MONITOR: Theoretically, coadministration with CYP450 3A4 inhibitors may increase the plasma concentrations of topical tacrolimus. The proposed mechanism involves inhibition of CYP450 3A4-mediated metabolism of tacrolimus, which is primary metabolized by this isoenzyme. However, systemic exposure from topical tacrolimus is reported to be minimal (less than 1 ng/mL) and so clinically significant drug interactions are not expected. Nevertheless, the possibility of an interaction cannot be ruled out.

MANAGEMENT: According to the manufacturer, caution is advised if topical tacrolimus is prescribed with CYP450 3A4 inhibitors. Patients should be monitored for systemic tacrolimus adverse effects including immunosuppression, infection, hyperkalemia, malignancy, nephrotoxicity, neurotoxicity, and hypertension.

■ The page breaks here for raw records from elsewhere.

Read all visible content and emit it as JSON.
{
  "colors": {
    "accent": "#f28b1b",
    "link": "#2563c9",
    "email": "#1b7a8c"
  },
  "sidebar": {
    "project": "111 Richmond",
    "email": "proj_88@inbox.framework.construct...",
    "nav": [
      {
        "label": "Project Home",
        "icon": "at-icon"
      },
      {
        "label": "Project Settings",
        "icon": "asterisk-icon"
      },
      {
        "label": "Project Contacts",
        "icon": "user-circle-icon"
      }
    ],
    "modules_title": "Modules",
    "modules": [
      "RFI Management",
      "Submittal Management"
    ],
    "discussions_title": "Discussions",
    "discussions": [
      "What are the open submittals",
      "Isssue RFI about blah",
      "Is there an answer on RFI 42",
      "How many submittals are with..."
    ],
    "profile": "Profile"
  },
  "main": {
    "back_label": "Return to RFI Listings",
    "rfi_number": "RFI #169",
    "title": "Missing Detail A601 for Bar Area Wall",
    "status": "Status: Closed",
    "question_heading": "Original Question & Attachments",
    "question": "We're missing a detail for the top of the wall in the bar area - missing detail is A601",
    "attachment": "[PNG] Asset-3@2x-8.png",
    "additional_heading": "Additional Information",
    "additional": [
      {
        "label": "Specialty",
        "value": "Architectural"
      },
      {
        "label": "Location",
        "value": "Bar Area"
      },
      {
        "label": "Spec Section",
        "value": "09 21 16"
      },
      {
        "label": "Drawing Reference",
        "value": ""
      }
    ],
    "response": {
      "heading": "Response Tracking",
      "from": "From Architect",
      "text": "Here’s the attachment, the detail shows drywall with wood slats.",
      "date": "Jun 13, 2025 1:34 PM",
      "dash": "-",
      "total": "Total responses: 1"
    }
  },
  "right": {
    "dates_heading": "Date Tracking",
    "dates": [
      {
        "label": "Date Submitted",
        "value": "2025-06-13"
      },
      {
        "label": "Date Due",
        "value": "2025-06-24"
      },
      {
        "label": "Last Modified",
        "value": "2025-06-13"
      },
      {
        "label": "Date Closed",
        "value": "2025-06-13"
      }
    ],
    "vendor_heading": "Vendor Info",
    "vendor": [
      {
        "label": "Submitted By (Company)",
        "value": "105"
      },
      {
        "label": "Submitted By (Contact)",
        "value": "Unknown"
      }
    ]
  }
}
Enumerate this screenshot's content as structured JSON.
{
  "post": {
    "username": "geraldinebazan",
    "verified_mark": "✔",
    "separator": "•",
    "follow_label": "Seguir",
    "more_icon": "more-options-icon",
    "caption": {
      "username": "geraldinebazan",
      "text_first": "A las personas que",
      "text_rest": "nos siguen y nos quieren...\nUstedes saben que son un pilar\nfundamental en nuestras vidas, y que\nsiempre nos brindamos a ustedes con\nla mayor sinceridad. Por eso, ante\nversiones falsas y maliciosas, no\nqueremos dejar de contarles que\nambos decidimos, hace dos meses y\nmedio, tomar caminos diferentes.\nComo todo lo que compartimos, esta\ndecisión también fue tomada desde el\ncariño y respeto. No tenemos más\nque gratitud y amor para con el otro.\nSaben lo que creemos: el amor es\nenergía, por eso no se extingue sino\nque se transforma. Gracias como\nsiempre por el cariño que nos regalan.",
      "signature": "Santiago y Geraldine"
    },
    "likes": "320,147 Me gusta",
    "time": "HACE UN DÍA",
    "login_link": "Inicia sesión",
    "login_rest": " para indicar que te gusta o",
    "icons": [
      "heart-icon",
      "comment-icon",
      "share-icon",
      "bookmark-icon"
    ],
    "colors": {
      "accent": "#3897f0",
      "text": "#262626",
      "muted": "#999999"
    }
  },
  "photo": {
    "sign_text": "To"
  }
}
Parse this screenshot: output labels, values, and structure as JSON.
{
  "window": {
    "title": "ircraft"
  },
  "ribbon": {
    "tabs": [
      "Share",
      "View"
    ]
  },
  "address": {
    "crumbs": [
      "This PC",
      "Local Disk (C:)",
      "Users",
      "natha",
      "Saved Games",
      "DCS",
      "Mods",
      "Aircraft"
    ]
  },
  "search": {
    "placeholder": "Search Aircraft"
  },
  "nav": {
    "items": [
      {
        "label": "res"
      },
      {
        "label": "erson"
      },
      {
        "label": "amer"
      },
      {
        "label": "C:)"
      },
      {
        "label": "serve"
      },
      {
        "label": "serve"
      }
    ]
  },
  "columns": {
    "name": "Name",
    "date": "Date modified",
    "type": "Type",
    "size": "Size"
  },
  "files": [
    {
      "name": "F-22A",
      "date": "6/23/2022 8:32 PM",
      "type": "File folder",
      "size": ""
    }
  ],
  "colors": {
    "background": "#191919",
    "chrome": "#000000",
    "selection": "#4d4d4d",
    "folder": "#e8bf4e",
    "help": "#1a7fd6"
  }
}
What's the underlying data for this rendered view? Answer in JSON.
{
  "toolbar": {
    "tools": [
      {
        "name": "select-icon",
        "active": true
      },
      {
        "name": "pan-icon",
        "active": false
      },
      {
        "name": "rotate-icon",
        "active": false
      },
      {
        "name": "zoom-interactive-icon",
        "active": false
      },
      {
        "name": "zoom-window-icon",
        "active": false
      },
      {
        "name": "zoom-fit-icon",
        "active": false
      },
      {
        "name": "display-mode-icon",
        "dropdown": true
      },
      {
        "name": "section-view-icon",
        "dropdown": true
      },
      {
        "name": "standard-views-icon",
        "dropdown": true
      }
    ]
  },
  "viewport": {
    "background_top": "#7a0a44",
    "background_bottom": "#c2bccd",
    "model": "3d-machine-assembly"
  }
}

GENERALLY AVOID: Grapefruit juice may increase the plasma concentrations of nilotinib. The proposed mechanism is inhibition of CYP450 3A4-mediated first-pass metabolism in the gut wall by certain compounds present in grapefruits. Because nilotinib is associated with concentration-dependent prolongation of the QT interval, increased levels may potentiate the risk of ventricular arrhythmias such as torsade de pointes and sudden death.

ADJUST DOSING INTERVAL: Food increases the oral bioavailability of nilotinib. The mechanism of interaction is unknown. Compared to the fast state, nilotinib systemic exposure (AUC) increased by 82% when the dose was given 30 minutes after a high-fat meal. Because nilotinib is associated with concentration-dependent prolongation of the QT interval, increased levels may potentiate the risk of ventricular arrhythmias such as torsade de pointes and sudden death.

MANAGEMENT: Patients treated with nilotinib should avoid consumption of grapefruit, grapefruit juice, and any supplement containing grapefruit extract. In addition, no food should be consumed for at least 2 hours before and 1 hour after a nilotinib dose.